Un coup pour rien. Nicolas Sarkozy a beau avoir reçu mercredi les députés UMP à l'Elysée, il n'a pas calmé la «fronde» au sein de son camp, vent debout contre l'«injuste» bouclier fiscal que le président a appelé à défendre, constate jeudi la presse.

Ce dispositif, «symbole par excellence du sarkozysme», «est désormais remis en cause», constate Le Monde, qui parle d'une «fronde» à droite, où «il apparaît politiquement impensable d'exonérer les plus riches», lorsqu'il faudra augmenter les impôts pour «faire face à la crise économique et à l'ampleur alarmante des déficits publics».

Bien seuls, Les Echos, sous la plume de Jean-Francis Pécresse, estiment que «la suppression du bouclier fiscal serait un reniement inutile», et déplorent que «la gauche [ait] eu raison du bouclier par l'émotion».

«Un coût politique et social sans rapport avec son impact financier»

Patrick Apel-Muller, dans l'Humanité, «se pince» en voyant «François Baroin, fraîchement rallié, qualifier le bouclier fiscal de "bon principe d'équité"». Pour Dominique Greiner, de La Croix, «défendre l'idée que ceux qui sont à l'abri du besoin contribuent davantage en ce temps de crise n'a rien de choquant. Ce n'est qu'affaire de justice».

Certes, «ce ne sont pas ces 600 millions de manque à gagner qui expliquent les 145 milliards de déficit public et les 1.490 milliards de dette», explique Michel Urvoy, dans Ouest-France. Mais «il est des mesures qui ont un coût politique et social sans rapport avec leur impact financier», prévient Bruno Dive de Sud-Ouest, pour qui Nicolas Sarkozy, en le défendant, montre «qu'il préfère toujours parler qu'écouter».
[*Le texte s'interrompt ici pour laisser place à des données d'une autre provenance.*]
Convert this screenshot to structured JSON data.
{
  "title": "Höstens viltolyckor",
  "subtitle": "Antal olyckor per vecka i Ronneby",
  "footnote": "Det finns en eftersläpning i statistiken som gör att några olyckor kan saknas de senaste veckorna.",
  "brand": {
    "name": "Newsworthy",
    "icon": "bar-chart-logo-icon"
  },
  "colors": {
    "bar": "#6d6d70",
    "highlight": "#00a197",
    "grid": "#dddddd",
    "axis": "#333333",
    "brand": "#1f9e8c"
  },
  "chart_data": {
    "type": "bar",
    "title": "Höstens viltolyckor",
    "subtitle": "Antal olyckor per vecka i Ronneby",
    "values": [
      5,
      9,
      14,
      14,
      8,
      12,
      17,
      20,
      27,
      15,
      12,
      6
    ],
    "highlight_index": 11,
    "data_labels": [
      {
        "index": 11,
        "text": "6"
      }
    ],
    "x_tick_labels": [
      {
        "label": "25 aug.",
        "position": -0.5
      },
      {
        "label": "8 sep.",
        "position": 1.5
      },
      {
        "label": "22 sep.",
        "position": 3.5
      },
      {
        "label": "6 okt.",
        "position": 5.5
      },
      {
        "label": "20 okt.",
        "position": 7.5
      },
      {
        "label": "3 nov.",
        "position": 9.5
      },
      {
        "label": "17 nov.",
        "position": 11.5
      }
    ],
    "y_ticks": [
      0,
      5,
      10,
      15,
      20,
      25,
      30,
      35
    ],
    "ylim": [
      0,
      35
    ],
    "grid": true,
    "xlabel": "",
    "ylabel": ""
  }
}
Une mesure décriée et inefficace

Xavier Panon, de La Montagne, voit «un piège» se refermer «sur le président»: «il ne peut nier» que la crise «accroît l'exigence d'équité», mais en même temps, «après la taxe carbone et autres mises en cause, il ne peut se payer le luxe d'atteintes plus graves à sa légitimité», notamment en renonçant au bouclier. Car le bouclier fiscal est «la marque de fabrique», «le fondement même de la "philosophie" libérale de Nicolas Sarkozy», rappelle Hervé Cannet dans la Nouvelle République du Centre Ouest. Une mesure qui est aussi inefficace, juge Patrick Fluckiger dans l'Alsace: si le président en a fait «un bunker pour les riches» afin «d'inciter les expatriés fiscaux à revenir en France, (...) les exils dorés continuent de plus belle».

Au final, les «classes moyennes (...) commencent à sentir le poids de la crise et ne vont pas tarder à mesurer l'iniquité d'un dispositif dispensant les plus riches de l'inévitable effort de solidarité nationale», laissant planer une ombre menaçante sur 2012, selon Philippe Waucampt dans Le Républicain Lorrain. Dans La Voix du Nord, Hervé Favre résume: «Si une mesure qui profite à vingt mille personnes fait perdre la majorité, n'est-il pas temps de sortir le bouclier électoral et de ranger au placard le bouclier fiscal?»